Storm Over an Ocean Forest

Imagine a network of trees covering the ocean. From the air, the trees would look like a normal forest with a dense canopy. Except for a rare glint of sunlight reflected off the sea water perhaps hundreds of feet below, the forest looks like any you might have seen today. But now waves are passing through the ocean water on which the forest floats. You see the waves passing through the canopy and hear the water lapping harder and harder at the trunks and lower network branches of the forest.

But the network resists the waves, pulling down on trees that the waves are pushing up and vice versa. The energy of the waves is reduced by this resistance and by the turbulence in the water as it is forced to flow around trunks, branches and roots. If you follow the waves toward the shore you will see them diminish and disapear rather than break and crash into the land. This has allowed the network to spread up onto land.

So where did the waves come from? Looking toward the horizon you see the source now; dark clouds tell you that a storm is approaching. The trees below you are also aware of the approaching storm. Anchor roots are tightening, gas bladders are shrinking and the forest is sinking. The trees were informed of the coming storm by the network, signal chemicals were injected into the shared fluid streams, tensions in the networking branches changed, and the ocean waves themselves were allowed to pass through the forest as far as they were needed to help send the signal.

Already, between your position in the air over the forest and the approaching storm clouds, you can see open water. At the edge of the open water the forest canopy is sinking below the ever worsening waves. As more and more canopy sinks the edge of the open water spreads toward you. As it passes under you, you find yourself suspended over a dark green sea. Here and there wave troughs expose green boughs.

The black clouds are reaching across the sky over you. Lightening flashes; the wind mounts. Below you the sea has turned black; the forest has sunk too deep to be visible; no green boughs are visible in the wave troughs. The forest is safe from the storm in the still waters below the wave bases.

The sea is getting rougher. Where only minutes a calm forest canopy stretched from horizon to horizon, now all you can see is storm-wracked sea.

The clouds are over you now. The dark streaks of rain are only miles away. The clouds blot out the sun and it is suddenly dark as twilight. The lightening flashes get brighter. The crashes of thunder shake you. The first drops of rain splatter you.

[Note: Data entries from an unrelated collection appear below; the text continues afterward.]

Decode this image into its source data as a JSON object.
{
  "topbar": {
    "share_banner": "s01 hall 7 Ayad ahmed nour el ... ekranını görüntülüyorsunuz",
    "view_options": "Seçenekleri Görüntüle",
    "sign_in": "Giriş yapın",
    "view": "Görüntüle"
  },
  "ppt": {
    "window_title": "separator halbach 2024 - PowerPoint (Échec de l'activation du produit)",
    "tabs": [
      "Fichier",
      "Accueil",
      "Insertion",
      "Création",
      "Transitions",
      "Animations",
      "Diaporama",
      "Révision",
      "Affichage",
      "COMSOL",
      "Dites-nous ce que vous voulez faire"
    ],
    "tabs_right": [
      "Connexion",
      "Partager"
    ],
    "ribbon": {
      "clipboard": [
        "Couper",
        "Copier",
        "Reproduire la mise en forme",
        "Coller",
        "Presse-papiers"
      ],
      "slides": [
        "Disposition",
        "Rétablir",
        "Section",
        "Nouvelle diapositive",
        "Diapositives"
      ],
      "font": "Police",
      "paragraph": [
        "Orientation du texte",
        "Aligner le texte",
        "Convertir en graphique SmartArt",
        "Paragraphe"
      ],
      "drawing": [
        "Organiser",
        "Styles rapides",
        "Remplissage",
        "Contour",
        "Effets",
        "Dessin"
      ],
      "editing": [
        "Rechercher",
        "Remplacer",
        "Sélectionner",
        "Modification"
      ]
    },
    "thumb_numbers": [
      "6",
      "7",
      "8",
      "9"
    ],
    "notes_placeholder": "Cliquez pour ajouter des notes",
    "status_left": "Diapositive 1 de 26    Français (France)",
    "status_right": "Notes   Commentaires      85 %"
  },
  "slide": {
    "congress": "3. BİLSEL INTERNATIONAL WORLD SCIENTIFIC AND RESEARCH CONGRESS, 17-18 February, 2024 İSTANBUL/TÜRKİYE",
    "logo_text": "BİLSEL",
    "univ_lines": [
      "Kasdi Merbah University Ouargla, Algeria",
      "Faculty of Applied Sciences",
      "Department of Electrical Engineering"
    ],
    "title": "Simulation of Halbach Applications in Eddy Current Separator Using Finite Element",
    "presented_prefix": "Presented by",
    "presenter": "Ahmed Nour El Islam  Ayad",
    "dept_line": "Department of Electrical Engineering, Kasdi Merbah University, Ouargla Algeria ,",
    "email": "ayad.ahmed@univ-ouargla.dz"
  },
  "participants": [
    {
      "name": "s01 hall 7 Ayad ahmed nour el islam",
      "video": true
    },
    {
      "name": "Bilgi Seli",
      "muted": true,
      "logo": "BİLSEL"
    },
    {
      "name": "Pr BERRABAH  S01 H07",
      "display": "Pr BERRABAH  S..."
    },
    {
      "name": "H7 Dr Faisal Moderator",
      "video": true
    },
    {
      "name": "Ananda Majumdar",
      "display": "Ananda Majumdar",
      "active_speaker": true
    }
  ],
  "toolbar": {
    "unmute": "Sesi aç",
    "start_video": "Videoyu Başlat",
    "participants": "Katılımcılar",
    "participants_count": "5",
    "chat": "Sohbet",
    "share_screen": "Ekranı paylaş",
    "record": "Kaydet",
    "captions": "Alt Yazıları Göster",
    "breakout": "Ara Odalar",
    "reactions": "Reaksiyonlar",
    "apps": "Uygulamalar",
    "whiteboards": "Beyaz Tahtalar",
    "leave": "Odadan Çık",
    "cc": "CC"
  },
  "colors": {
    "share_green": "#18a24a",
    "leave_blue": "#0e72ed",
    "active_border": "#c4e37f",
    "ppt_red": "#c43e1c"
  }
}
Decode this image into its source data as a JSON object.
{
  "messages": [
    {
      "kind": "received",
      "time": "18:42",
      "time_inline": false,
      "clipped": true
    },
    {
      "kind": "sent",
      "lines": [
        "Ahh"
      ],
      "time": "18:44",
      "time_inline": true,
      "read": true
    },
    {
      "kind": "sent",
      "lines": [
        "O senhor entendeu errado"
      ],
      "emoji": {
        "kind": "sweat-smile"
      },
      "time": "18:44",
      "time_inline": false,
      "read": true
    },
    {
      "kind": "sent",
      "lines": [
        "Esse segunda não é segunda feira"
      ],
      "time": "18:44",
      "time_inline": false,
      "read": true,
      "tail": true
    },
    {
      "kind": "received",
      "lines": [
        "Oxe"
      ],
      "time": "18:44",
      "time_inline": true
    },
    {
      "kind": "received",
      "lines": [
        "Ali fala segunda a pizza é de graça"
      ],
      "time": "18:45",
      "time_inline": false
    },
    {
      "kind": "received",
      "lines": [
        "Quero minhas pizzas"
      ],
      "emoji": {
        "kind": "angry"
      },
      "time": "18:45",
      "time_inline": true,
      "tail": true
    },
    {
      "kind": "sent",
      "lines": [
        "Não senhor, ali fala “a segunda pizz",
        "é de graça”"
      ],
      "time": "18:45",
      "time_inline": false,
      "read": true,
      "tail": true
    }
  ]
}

Now the storm is upon you. Wind rain and hail lash at you. You can't even see the waves below you, except for the tallest crests which loom out of the grey gloom without warning. Gone is the horizon, there is only wind, rain and grey gloom in every direction.

But eventually the storm passes; the wing and rain slow. Through the mist raised by the storm, you can see blueish sky in the distance. The waves are still roiling below you. The sun breaks through the clouds projecting a beautiful rainbow in the mist. You are captivated by the rainbow but already it is fading as the mist disperses.

The horizon appears again and already it is turning dark green. The forest is rising, calming the waves now the wind has passed. You glide toward the horizon but more quickly still the horizon is spreading toward you. Forest canopy is breaking through the surface in a wave of rising trees. Gas bladders are being filled; anchor roots are relaxing; photosynthesis is begining again.

You circle above the canopy. Something has caught your eye. A species of vine has taken hold. It is a species that does not share its nector with the network. You dive toward it feeling something akin to passionate anger.

You land on the fine and tear at its tendrils. You gorge yourself on its seed pods and tender foliage; you slice its tough stems with your razor sharp beak. Stuffed with seed pods and unable to eat more you continue working; slicing away the vine and droping its offensive carcass through the canopy and into the watery abyss. When you are certain that the entire vine is gone, you rest, preening your feathers.

While you worked on the fine the network calmed the waves. You hop from branch to branch and find a firendly epiphyte with a pool of fresh water in it. The drink of clean fresh water is refreshing.

Then you feel the wave smoothly lifing the forest and lowering it again. You smell the signaling chemicals. Another storm is coming and this one will be worse. A column of bubbles breaks the ocean surface nearby. A gas bladder is once again releasing its air. The forest begins to sink.

You dive into the water; you are too full to fly through this storm. You follow the column of bubbles down to the submerged gas bladder. You swim around and under it and come up inside it. Another bird, a species that eats insect pests joins you. The bladder is a small one and it is getting smaller in order to allow the forest to sink. Normally two birds your size would consume all of the oxygen in a space this size in minutes and die of asphyxiation.

You brush your feathers against a clump of what looks like black moss. Strands in the moss respond to species-specific oils on your feathers. The network knows your species and in some sense understands the service you provide in consuming and killing parasitic epiphytes.

The walls of the air bladder begin to excrete oxygen and absorb carbon dioxide. It recognizes your contribution and will take care of you.

Smelling the freshness of the air around you, you calm. As the forest sinks it becomes pitch black and cold. But these are things you have the ability to survive. You know you are safe.